The H.E.S.S. telescopes

      H.E.S.S. is a system of Cherenkov Telescopes located in the Khomas Highland in Namibia. It is targeted at the observation of very high energy gamma rays (>100 GeV) produced in violent processes in the universe. Being in the southern hemisphere, H.E.S.S. is very well located for observations of gamma-ray sources within our galaxy, the Milky Way (see image). The H.E.S.S. group in Zeuthen is working on pulsar wind nebulae, the Magellanic Clouds, stellar bow shocks and the search for time-variable gamma-ray outbursts.

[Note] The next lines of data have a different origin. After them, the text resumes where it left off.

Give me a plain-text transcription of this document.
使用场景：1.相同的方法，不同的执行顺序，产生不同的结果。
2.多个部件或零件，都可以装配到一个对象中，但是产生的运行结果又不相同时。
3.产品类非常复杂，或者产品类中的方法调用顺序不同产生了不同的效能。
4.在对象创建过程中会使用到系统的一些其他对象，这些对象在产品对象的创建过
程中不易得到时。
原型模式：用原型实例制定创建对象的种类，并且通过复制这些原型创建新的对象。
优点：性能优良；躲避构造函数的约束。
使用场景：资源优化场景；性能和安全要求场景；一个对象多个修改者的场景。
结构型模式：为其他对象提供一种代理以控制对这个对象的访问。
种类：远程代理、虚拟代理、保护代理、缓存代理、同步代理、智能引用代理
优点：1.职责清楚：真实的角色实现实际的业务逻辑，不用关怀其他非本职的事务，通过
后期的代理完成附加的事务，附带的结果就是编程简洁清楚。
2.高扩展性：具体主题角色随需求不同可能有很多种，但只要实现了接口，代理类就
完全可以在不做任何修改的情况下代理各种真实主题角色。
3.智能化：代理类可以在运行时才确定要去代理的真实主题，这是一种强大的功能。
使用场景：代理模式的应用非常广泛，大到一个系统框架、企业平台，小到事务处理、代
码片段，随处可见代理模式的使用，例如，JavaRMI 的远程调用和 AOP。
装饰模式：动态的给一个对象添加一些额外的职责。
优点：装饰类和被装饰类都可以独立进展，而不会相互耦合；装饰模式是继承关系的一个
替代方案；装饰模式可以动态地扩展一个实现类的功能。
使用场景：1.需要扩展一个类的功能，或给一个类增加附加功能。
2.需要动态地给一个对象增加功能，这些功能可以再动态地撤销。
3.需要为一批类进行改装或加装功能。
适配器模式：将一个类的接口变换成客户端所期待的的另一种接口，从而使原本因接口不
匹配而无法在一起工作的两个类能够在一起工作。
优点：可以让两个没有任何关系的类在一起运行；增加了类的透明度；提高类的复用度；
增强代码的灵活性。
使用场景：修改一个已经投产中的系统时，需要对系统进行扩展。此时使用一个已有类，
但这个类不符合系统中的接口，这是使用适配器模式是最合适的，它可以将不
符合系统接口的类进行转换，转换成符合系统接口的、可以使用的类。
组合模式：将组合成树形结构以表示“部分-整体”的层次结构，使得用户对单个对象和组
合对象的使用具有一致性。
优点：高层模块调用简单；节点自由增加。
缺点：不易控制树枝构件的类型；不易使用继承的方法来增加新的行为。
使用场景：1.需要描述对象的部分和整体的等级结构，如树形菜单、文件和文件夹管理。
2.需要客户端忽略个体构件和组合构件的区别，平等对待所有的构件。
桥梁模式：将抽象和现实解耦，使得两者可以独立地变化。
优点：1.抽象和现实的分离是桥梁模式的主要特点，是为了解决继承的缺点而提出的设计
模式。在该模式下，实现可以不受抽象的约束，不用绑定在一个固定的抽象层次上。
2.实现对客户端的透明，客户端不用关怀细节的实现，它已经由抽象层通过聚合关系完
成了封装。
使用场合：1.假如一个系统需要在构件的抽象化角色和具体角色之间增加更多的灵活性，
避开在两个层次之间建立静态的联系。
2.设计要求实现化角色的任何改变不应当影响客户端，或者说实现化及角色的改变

      The H.E.S.S. experiment has been operational with four 12-meter telescopes since 2003 and has opened a new window to the universe. Besides Milky Way sources, it has a rich and wide physics program, covering also outbursts in very distant galaxies and fundamental physics questions related to dark matter and Lorentz invariance effects as predicted by loop quantum gravity.

      In 2012, a fifth telescope was inaugurated. With its diameter of 28 meters, it is the biggest of its kind worldwide. The group in Zeuthen has contributed strongly to the data acquisition and analysis tools for this new telescope. In 2015/16, the cameras of the four old 12-meter telescopes were modernised. Coordinated by DESY, the upgrade replaced the camera electronics, ventilation and pneumatic systems. It was built and deployed in collaboration with other institutes and local partners in Namibia.